One of his floor tiles is loose. It slides down when he falls, one night, racing to close the curtains between himself and the vulture that had landed on the windowsill. Clancy’s temple strikes the floor bruisingly. He rolls onto his elbows, wincing, and feels his fingers curl into a tiny, exposed crack.
He pauses. The vulture is peering at him through one golden eye.
Clancy gets up. He covers the crack with his foot, and he busies himself pinning up his wet clothes to dry. The vulture lingers for a long time.
When Clancy thinks he’s alone, he kneels down and pulls up on the linoleum. It does not feel nearly as dusty as it should. It squeaks when he pulls gently upward. The underside of the tile slightly bluer than its surface, as though it might once have had some color, before grey wore it thin and pointless.
Beneath the floor is a wilted flower. Dead and crumbling and daringly yellow.
Clancy runs his fingers over it, and he doesn’t dare lift it free. The petals crackle at his touch. They are sharp in a way that goes beyond his skin.
He replaces the tile, feeling filthy. For days, he cannot stop thinking about the flower.
-
The graffiti is trying to talk to him. Or if not to him, Clancy thinks, then he’s the only one who notices.

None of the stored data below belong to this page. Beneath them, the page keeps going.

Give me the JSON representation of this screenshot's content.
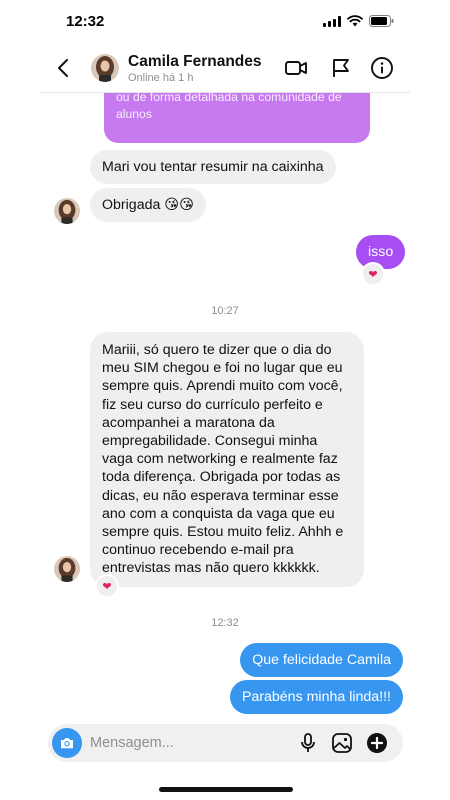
{
  "status_bar": {
    "time": "12:32"
  },
  "header": {
    "contact_name": "Camila Fernandes",
    "contact_status": "Online há 1 h"
  },
  "quoted_message": {
    "lines": [
      "ou de forma detalhada na comunidade de",
      "alunos"
    ]
  },
  "messages": {
    "m1": "Mari vou tentar resumir na caixinha",
    "m2": "Obrigada 😘😘",
    "m3": "isso",
    "time1": "10:27",
    "m4": "Mariii, só quero te dizer que o dia do meu SIM chegou e foi no lugar que eu sempre quis. Aprendi muito com você, fiz seu curso do currículo perfeito e acompanhei a maratona da empregabilidade. Consegui minha vaga com networking e realmente faz toda diferença. Obrigada por todas as dicas, eu não esperava terminar esse ano com a conquista da vaga que eu sempre quis. Estou muito feliz. Ahhh e continuo recebendo e-mail pra entrevistas mas não quero kkkkkk.",
    "time2": "12:32",
    "m5": "Que felicidade Camila",
    "m6": "Parabéns minha linda!!!"
  },
  "reactions": {
    "r1": "❤",
    "r2": "❤"
  },
  "composer": {
    "placeholder": "Mensagem..."
  },
  "colors": {
    "accent": "#3797f0",
    "purple": "#a64df4",
    "bubble_in": "#efefef"
  },
  "icons": [
    "back-icon",
    "video-call-icon",
    "flag-icon",
    "info-icon",
    "camera-icon",
    "microphone-icon",
    "gallery-icon",
    "add-icon"
  ]
}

There’s an alley about halfway between the bus station and the west bunker. It hides drifting trash and the occasional idling car. Most days, the tiny square of wall is grey. Sometimes, it has been written on.

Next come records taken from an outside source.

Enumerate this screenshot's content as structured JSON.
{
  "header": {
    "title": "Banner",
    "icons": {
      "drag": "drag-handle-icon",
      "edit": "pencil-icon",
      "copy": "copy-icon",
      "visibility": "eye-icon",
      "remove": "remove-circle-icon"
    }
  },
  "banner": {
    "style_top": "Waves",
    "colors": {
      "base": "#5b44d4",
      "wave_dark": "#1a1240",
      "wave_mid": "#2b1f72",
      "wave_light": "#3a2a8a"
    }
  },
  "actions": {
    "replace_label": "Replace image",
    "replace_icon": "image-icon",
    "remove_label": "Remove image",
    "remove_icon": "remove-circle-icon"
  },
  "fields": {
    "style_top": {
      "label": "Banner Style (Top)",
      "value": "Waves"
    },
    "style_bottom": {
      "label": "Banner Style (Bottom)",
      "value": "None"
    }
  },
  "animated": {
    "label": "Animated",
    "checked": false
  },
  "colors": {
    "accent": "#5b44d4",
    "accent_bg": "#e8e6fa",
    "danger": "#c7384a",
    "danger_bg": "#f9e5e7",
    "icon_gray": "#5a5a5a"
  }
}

Clancy glances at it when it reads ‘saying nothing’ in careful, black and red script. He notices when it reads ‘wasn’t the only one’.
He stops, caught in streetlit spotlight, when it reads ‘does this mean you’ve lost your dream?’

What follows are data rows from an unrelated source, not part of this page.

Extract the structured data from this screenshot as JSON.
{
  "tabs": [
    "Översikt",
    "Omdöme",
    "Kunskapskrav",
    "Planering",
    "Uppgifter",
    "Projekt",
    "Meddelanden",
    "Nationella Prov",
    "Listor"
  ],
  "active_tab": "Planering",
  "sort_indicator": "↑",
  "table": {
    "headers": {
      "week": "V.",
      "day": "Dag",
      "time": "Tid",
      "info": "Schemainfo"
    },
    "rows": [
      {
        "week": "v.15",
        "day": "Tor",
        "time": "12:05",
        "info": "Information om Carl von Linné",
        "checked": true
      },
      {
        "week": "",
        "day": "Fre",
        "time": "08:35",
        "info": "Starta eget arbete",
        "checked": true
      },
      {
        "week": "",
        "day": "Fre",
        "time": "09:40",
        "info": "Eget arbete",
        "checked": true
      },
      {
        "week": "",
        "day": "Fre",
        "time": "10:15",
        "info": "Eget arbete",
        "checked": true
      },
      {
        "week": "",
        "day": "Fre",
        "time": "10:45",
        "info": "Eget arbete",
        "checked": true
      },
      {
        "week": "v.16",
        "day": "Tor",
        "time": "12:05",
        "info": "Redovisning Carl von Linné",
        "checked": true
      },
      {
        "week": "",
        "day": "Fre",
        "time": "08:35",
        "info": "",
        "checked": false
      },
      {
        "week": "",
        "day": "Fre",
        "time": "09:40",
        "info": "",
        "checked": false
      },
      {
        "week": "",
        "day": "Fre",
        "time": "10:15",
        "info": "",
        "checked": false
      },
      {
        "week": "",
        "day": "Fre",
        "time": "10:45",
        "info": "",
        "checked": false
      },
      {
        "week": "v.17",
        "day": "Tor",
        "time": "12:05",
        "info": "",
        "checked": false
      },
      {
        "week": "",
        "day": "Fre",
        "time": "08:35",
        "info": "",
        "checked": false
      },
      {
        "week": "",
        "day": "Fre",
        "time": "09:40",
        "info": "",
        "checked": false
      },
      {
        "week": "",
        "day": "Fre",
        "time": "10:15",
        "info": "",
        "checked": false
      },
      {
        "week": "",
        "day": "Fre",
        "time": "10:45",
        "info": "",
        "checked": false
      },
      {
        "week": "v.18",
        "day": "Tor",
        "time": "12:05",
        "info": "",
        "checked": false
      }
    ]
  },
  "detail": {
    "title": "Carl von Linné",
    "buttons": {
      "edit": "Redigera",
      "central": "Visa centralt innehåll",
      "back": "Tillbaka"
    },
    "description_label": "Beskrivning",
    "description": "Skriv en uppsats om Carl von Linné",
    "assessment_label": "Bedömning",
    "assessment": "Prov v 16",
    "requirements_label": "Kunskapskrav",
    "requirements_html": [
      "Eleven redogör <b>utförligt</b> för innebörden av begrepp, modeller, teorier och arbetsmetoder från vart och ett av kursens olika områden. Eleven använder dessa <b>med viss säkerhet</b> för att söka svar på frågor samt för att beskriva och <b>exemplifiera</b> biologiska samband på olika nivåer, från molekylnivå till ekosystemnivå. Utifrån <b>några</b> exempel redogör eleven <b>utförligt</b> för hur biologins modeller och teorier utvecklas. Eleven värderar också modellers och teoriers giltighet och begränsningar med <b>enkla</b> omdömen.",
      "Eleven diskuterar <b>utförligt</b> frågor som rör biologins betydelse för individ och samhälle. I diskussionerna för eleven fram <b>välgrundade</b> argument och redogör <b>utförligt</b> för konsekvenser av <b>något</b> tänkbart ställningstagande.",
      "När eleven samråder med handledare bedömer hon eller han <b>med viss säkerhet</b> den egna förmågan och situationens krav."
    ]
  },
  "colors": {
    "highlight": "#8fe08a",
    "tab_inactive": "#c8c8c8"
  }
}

Before, the writing had been oddly beautiful. Each line flowed and dripped into the next, an elegant design that made each letter purposeful. Now, it’s just hasty handwriting in fading marker. A rusted hubcap lies against the wall beneath it.
Clancy puts his head down and hurries past. His collar is wet with sweat and itching with dust from working the tunnels in the northern districts. All he wants is to go home. All he wants is to sleep, so that for a few unremembered hours, he won’t feel heavy.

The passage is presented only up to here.